My parents didn’t speak any foreign language apart from a tiny bit of Russian they had learned in school, so a group tour was the only viable travel option. That meant there was a fixed sightseeing programme and only a few opportunities to do things on their own. Not that they could afford to. “We hardly had any money anyway,” my mother explains. For the two-week-long trip everyone was allowed to bring only 30 East German marks (15 euros today); these were exchanged for coupons, which were then exchanged for roubles by the tour guide. “Some of us had smuggled more marks and managed to exchange them illegally for additional Soviet cash. It was pretty easy, as hotel boys and other locals approached us in secret, and asked for East German marks. To our surprise, our currency seemed to be quite popular there.”

The Kalyan Minaret in Bukhara, 1971
The Kalyan Minaret in Bukhara, 1971
The Kalyan Minaret in Bukhara, 2021
The Kalyan Minaret in Bukhara, 2021

In Samarkand, my mother recalls some memorable encounters. “It was so hot that we could barely sleep, but we saw locals spend the night outside on tapchans, a wooden outdoor furniture that seats eight people at a time, which Uzbeks eat and sleep on.” They invited my father, whom they called Sasha, because of his bright blonde hair, and he spent many hours with the Uzbeks, smoking and drinking and talking through gestures.

Near Bibi-Khanym Mosque, my mother met a local woman who spoke German: “She told us how she longed for Germany and how she’d love to see it one last time in her life.” From what I know now, I would guess that this woman was Russian German, a community of ethnic Germans who had lived in Russia for about 150 years, and then were deported by Joseph Stalin during the Second World War, to prevent them from collaborating with the Nazis. Many of them had been sent to Central Asia, mainly to Kazakhstan, but also to Uzbekistan, Kyrgyzstan, or Tajikistan.

Bukhara, with its intact ensemble of mosques and medresses, finally gave my parents that longed-for Silk Road adventure. “We were just amazed by the beauty of these ancient buildings. It was like being in the Middle Ages,” she says, explaining that Bukhara too was hit by earthquakes soon afterwards. “I only regret that we couldn’t go to Khiva. It’s said to be the most beautiful historic city in Uzbekistan.”

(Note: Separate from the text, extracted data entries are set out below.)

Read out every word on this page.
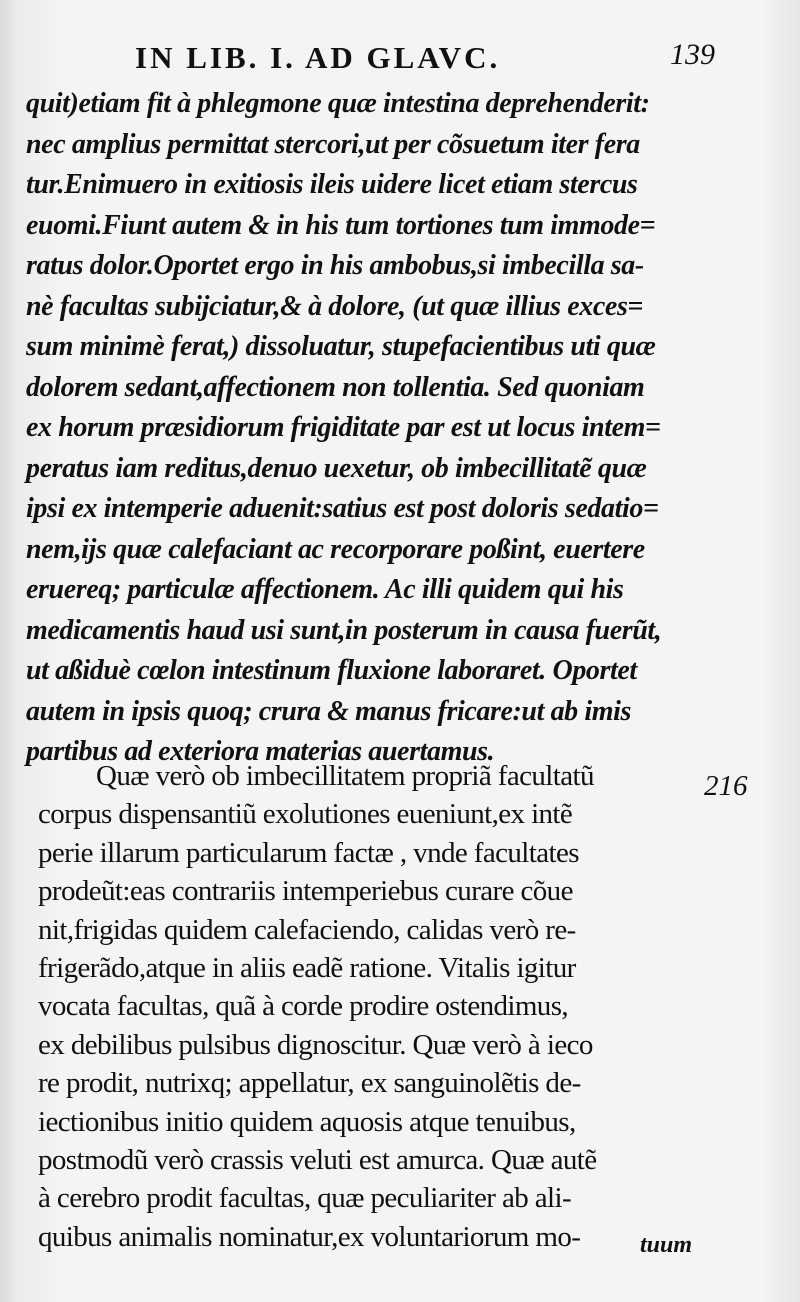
IN LIB. I. AD GLAVC.	139
quit)etiam fit à phlegmone quæ intestina deprehenderit:
nec amplius permittat stercori,ut per cõsuetum iter fera
tur.Enimuero in exitiosis ileis uidere licet etiam stercus
euomi.Fiunt autem & in his tum tortiones tum immode=
ratus dolor.Oportet ergo in his ambobus,si imbecilla sa-
nè facultas subijciatur,& à dolore, (ut quæ illius exces=
sum minimè ferat,) dissoluatur, stupefacientibus uti quæ
dolorem sedant,affectionem non tollentia. Sed quoniam
ex horum præsidiorum frigiditate par est ut locus intem=
peratus iam reditus,denuo uexetur, ob imbecillitatẽ quæ
ipsi ex intemperie aduenit:satius est post doloris sedatio=
nem,ijs quæ calefaciant ac recorporare poßint, euertere
eruereq; particulæ affectionem. Ac illi quidem qui his
medicamentis haud usi sunt,in posterum in causa fuerũt,
ut aßiduè cœlon intestinum fluxione laboraret. Oportet
autem in ipsis quoq; crura & manus fricare:ut ab imis
partibus ad exteriora materias auertamus.
Quæ verò ob imbecillitatem propriã facultatũ
corpus dispensantiũ exolutiones eueniunt,ex intẽ
perie illarum particularum factæ , vnde facultates
prodeũt:eas contrariis intemperiebus curare cõue
nit,frigidas quidem calefaciendo, calidas verò re-
frigerãdo,atque in aliis eadẽ ratione. Vitalis igitur
vocata facultas, quã à corde prodire ostendimus,
ex debilibus pulsibus dignoscitur. Quæ verò à ieco
re prodit, nutrixq; appellatur, ex sanguinolẽtis de-
iectionibus initio quidem aquosis atque tenuibus,
postmodũ verò crassis veluti est amurca. Quæ autẽ
à cerebro prodit facultas, quæ peculiariter ab ali-
quibus animalis nominatur,ex voluntariorum mo-
216
tuum
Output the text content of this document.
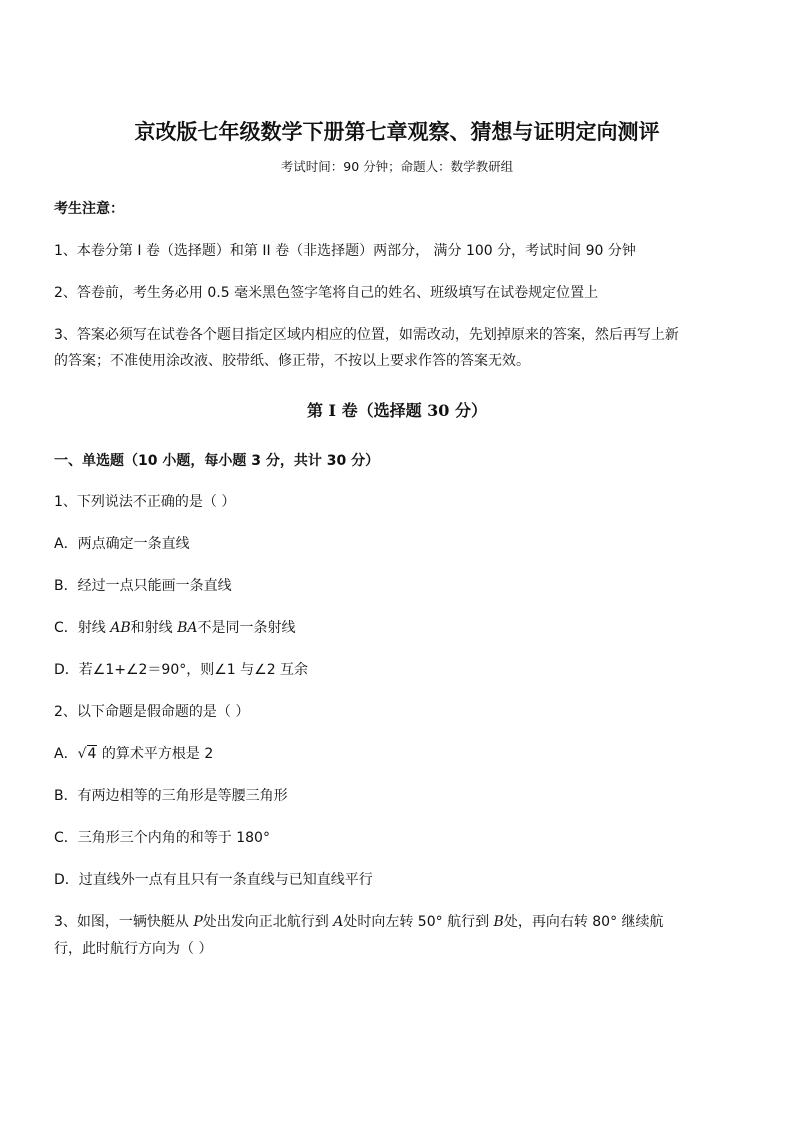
京改版七年级数学下册第七章观察、猜想与证明定向测评
考试时间：90 分钟；命题人：数学教研组
考生注意：
1、本卷分第 I 卷（选择题）和第 II 卷（非选择题）两部分， 满分 100 分，考试时间 90 分钟
2、答卷前，考生务必用 0.5 毫米黑色签字笔将自己的姓名、班级填写在试卷规定位置上
3、答案必须写在试卷各个题目指定区域内相应的位置，如需改动，先划掉原来的答案，然后再写上新
的答案；不准使用涂改液、胶带纸、修正带，不按以上要求作答的答案无效。
第 I 卷（选择题 30 分）
一、单选题（10 小题，每小题 3 分，共计 30 分）
1、下列说法不正确的是（ ）
A．两点确定一条直线
B．经过一点只能画一条直线
C．射线 AB和射线 BA不是同一条射线
D．若∠1+∠2＝90°，则∠1 与∠2 互余
2、以下命题是假命题的是（ ）
A．√4 的算术平方根是 2
B．有两边相等的三角形是等腰三角形
C．三角形三个内角的和等于 180°
D．过直线外一点有且只有一条直线与已知直线平行
3、如图，一辆快艇从 P处出发向正北航行到 A处时向左转 50° 航行到 B处，再向右转 80° 继续航
行，此时航行方向为（ ）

Unlike my parents I went to Khiva, and yes, while Samarkand and Bukhara may only have a part of their city centres left — refurbished a little too much like Disneyland attractions — Khiva is truly breathtaking, with its ancient fortress of Ichan Kala, an old walled inner town dating back to the 10th Century. The UNESCO World Heritage Site is home to 250 houses, as well as countless monuments, walls, domes, and minarets, which makes you feel instantly connected to the city’s history.

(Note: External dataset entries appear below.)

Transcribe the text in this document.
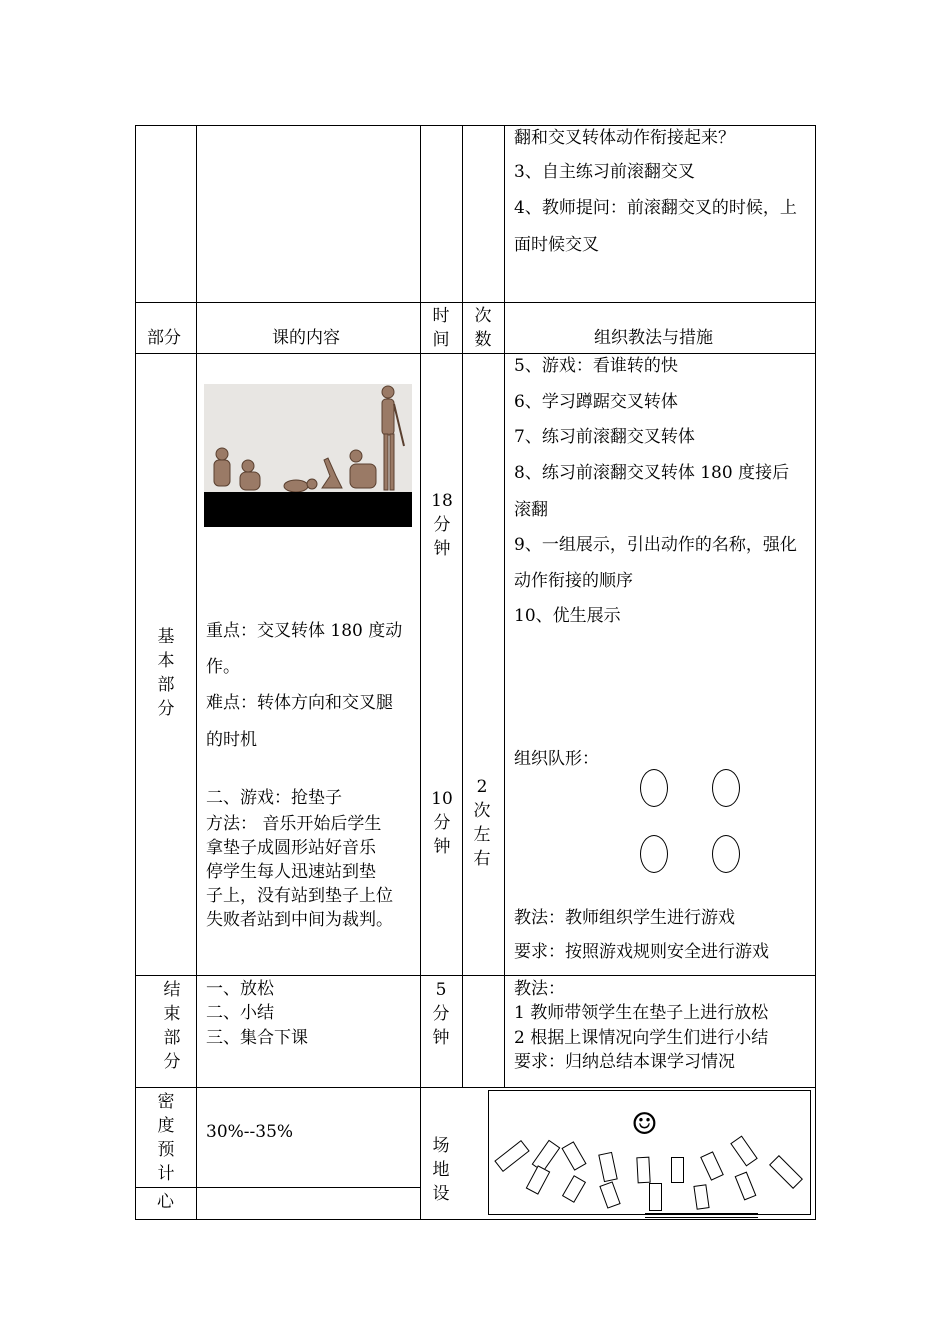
翻和交叉转体动作衔接起来？
3、自主练习前滚翻交叉
4、教师提问：前滚翻交叉的时候，上
面时候交叉
部分	课的内容
时
间
次
数	组织教法与措施
基
本
部
分
18
分
钟
重点：交叉转体 180 度动
作。
难点：转体方向和交叉腿
的时机
二、游戏：抢垫子
方法： 音乐开始后学生
拿垫子成圆形站好音乐
停学生每人迅速站到垫
子上，没有站到垫子上位
失败者站到中间为裁判。
10
分
钟
2
次
左
右
5、游戏：看谁转的快
6、学习蹲踞交叉转体
7、练习前滚翻交叉转体
8、练习前滚翻交叉转体 180 度接后
滚翻
9、一组展示，引出动作的名称，强化
动作衔接的顺序
10、优生展示
组织队形：
教法：教师组织学生进行游戏
要求：按照游戏规则安全进行游戏
结
束
部
分
一、放松
二、小结
三、集合下课
5
分
钟
教法：
1 教师带领学生在垫子上进行放松
2 根据上课情况向学生们进行小结
要求：归纳总结本课学习情况
密
度
预
计
30%--35%
心
场
地
设
☺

When I tell her about my excursions around Uzbekistan, my mother points out that “it seems to be a completely different country.” That is certainly true. Uzbekistan became an independent state exactly 30 years ago. Five years have passed since Mirziyoyev became president, and it is likely he will be reelected in October of this year. On the one hand, it’s an exciting time for Uzbekistan: the country is undergoing ambitious economic changes. However, many of the country’s reform changes have stalled: there are no opposition parties in parliament, and it remains almost impossible to register a new party. There are still politically motivated show trials and political prisoners; respect for human rights remains a painful and tense issue.

Compared to the ancient walls of Samarkand, Bukhara, and Khiva, it’s not been so long since my parents’ journey to Uzbekistan. As an East German, who witnessed the breakdown of the Berlin wall and German reunification, I know firsthand that political changes need time. Sifting through my father’s photos has given me a newfound appreciation for the country and a whole new personal dimension to its history.